On Wed, Jan 15, 2014 at 8:41 PM, Jan Kara <j...@suse.cz> wrote:
> On Wed 15-01-14 10:12:38, Robert Haas wrote:
>> On Wed, Jan 15, 2014 at 4:35 AM, Jan Kara <j...@suse.cz> wrote:
>> > Filesystems could in theory provide facility like atomic write (at least up
>> > to a certain size say in MB range) but it's not so easy and when there are
>> > no strong usecases fs people are reluctant to make their code more complex
>> > unnecessarily. OTOH without widespread atomic write support I understand
>> > application developers have similar stance. So it's kind of chicken and egg
>> > problem. BTW, e.g. ext3/4 has quite a bit of the infrastructure in place
>> > due to its data=journal mode so if someone on the PostgreSQL side wanted to
>> > research on this, knitting some experimental ext4 patches should be doable.
>> Atomic 8kB writes would improve performance for us quite a lot. Full
>> page writes to WAL are very expensive. I don't remember what
>> percentage of write-ahead log traffic that accounts for, but it's not
> OK, and do you need atomic writes on per-IO basis or per-file is enough?
> It basically boils down to - is all or most of IO to a file going to be
> atomic or it's a smaller fraction?
The write-ahead log wouldn't need it, but data files writes would. So
we'd need it a lot, but not for absolutely everything.
For any given file, we'd either care about writes being atomic, or we wouldn't.

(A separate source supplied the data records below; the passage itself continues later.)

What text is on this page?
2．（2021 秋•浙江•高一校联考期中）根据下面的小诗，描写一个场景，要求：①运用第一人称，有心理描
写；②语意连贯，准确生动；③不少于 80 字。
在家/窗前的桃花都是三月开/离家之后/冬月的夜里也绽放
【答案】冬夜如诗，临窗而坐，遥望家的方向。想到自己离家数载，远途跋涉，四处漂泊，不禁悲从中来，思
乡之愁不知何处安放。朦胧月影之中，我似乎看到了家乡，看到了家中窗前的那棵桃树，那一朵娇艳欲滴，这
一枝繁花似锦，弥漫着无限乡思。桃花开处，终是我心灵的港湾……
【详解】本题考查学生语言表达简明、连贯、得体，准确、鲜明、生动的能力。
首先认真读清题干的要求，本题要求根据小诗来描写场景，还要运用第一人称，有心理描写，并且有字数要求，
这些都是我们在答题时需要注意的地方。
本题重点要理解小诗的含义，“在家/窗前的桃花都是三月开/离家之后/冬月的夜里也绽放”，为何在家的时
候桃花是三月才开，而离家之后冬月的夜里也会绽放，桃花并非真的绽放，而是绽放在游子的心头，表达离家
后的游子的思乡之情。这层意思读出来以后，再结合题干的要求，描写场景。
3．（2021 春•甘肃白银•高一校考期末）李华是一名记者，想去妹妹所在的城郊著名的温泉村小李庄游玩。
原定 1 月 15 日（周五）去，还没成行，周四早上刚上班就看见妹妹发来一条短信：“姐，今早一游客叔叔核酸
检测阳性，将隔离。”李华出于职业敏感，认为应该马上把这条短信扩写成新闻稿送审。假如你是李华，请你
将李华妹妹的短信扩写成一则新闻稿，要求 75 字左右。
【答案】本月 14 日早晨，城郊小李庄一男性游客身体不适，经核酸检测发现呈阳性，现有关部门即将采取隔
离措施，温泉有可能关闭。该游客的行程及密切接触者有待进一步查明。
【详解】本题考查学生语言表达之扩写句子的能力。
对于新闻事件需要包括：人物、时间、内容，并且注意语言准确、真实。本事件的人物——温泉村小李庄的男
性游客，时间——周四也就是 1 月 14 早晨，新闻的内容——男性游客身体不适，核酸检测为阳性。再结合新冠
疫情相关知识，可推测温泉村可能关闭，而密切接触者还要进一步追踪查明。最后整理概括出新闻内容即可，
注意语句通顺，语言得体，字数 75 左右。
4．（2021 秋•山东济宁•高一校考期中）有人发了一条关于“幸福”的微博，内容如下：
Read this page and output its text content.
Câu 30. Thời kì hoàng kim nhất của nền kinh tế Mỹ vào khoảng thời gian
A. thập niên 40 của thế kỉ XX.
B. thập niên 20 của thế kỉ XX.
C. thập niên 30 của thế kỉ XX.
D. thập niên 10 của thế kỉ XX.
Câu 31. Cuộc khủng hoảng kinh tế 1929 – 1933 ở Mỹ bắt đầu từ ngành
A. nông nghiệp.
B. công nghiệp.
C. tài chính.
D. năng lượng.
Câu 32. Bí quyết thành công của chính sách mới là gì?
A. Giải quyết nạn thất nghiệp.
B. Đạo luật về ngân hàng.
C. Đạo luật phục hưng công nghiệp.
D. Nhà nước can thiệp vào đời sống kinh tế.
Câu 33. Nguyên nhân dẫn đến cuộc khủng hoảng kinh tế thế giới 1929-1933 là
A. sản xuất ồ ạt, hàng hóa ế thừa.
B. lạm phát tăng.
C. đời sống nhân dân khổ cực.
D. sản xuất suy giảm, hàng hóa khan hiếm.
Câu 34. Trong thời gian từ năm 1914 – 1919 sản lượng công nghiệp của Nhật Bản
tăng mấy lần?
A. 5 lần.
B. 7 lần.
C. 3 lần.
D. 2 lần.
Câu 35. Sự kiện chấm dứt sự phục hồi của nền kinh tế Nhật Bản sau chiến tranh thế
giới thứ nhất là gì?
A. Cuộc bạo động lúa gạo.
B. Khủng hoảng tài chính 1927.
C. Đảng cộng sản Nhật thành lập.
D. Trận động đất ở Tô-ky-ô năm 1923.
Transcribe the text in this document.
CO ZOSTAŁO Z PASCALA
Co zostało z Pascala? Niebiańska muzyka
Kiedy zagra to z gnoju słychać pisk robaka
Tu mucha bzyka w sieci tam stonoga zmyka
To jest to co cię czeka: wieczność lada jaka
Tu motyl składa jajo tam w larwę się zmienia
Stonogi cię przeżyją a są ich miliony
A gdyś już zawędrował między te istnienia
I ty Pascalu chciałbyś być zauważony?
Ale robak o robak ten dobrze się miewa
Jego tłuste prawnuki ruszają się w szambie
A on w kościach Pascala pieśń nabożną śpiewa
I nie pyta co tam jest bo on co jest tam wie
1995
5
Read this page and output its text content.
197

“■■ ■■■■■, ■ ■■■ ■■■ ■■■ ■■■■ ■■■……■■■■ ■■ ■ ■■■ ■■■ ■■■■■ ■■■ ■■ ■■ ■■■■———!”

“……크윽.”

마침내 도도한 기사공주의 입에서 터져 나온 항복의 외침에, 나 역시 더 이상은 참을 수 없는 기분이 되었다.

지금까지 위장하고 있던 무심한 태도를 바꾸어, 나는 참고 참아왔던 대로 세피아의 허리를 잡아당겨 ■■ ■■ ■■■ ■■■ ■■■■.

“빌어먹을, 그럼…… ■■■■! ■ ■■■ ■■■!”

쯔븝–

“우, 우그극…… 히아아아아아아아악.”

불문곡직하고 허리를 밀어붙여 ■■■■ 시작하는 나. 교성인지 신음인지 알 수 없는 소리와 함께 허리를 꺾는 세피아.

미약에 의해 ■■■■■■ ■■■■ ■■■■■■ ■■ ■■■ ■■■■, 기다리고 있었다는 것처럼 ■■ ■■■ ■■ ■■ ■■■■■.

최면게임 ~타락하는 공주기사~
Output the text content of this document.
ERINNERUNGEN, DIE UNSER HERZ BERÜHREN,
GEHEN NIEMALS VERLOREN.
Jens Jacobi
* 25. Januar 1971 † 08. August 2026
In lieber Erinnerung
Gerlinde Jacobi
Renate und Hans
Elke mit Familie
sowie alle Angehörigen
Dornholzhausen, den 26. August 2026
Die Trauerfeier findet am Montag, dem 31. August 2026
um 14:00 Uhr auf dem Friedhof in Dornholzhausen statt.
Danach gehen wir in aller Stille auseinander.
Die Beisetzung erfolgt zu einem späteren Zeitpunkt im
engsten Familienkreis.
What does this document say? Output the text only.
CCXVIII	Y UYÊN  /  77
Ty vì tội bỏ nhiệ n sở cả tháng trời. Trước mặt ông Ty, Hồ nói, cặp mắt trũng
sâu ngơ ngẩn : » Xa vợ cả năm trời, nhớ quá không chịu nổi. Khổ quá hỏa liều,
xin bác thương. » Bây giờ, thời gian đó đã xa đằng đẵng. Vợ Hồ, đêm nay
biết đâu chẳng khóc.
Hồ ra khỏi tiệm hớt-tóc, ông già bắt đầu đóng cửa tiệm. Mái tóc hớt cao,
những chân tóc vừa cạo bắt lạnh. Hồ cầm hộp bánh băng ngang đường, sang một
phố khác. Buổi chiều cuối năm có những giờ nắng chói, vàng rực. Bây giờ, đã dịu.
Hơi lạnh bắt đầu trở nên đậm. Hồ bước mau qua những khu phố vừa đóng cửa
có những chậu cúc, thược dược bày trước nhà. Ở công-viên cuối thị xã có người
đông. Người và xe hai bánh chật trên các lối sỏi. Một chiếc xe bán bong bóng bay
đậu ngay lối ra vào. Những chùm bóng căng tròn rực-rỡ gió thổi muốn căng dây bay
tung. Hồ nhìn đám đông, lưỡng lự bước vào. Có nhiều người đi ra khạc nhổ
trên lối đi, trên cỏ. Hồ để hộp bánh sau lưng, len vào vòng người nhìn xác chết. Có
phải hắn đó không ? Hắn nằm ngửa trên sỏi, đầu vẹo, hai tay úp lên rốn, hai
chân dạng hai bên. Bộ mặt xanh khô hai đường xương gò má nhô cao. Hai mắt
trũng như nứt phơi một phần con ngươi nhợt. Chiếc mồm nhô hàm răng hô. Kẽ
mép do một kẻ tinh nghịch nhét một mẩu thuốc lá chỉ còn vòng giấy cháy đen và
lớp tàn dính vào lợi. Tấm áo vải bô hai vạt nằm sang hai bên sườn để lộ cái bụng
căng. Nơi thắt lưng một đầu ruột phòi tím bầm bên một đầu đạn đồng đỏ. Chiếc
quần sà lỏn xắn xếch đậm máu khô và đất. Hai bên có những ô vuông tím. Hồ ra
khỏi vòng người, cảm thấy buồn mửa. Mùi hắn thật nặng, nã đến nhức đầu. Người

> As Dave notes, unless there is HW support (which is coming with newest
> solid state drives), ext4/xfs will have to implement this by writing data
> to a filesystem journal and after transaction commit checkpointing them to
> a final location. Which is exactly what you do with your WAL logs so
> it's not clear it will be a performance win. But it is easy enough to code
> for ext4 that I'm willing to try...
Yeah, hardware support would be great.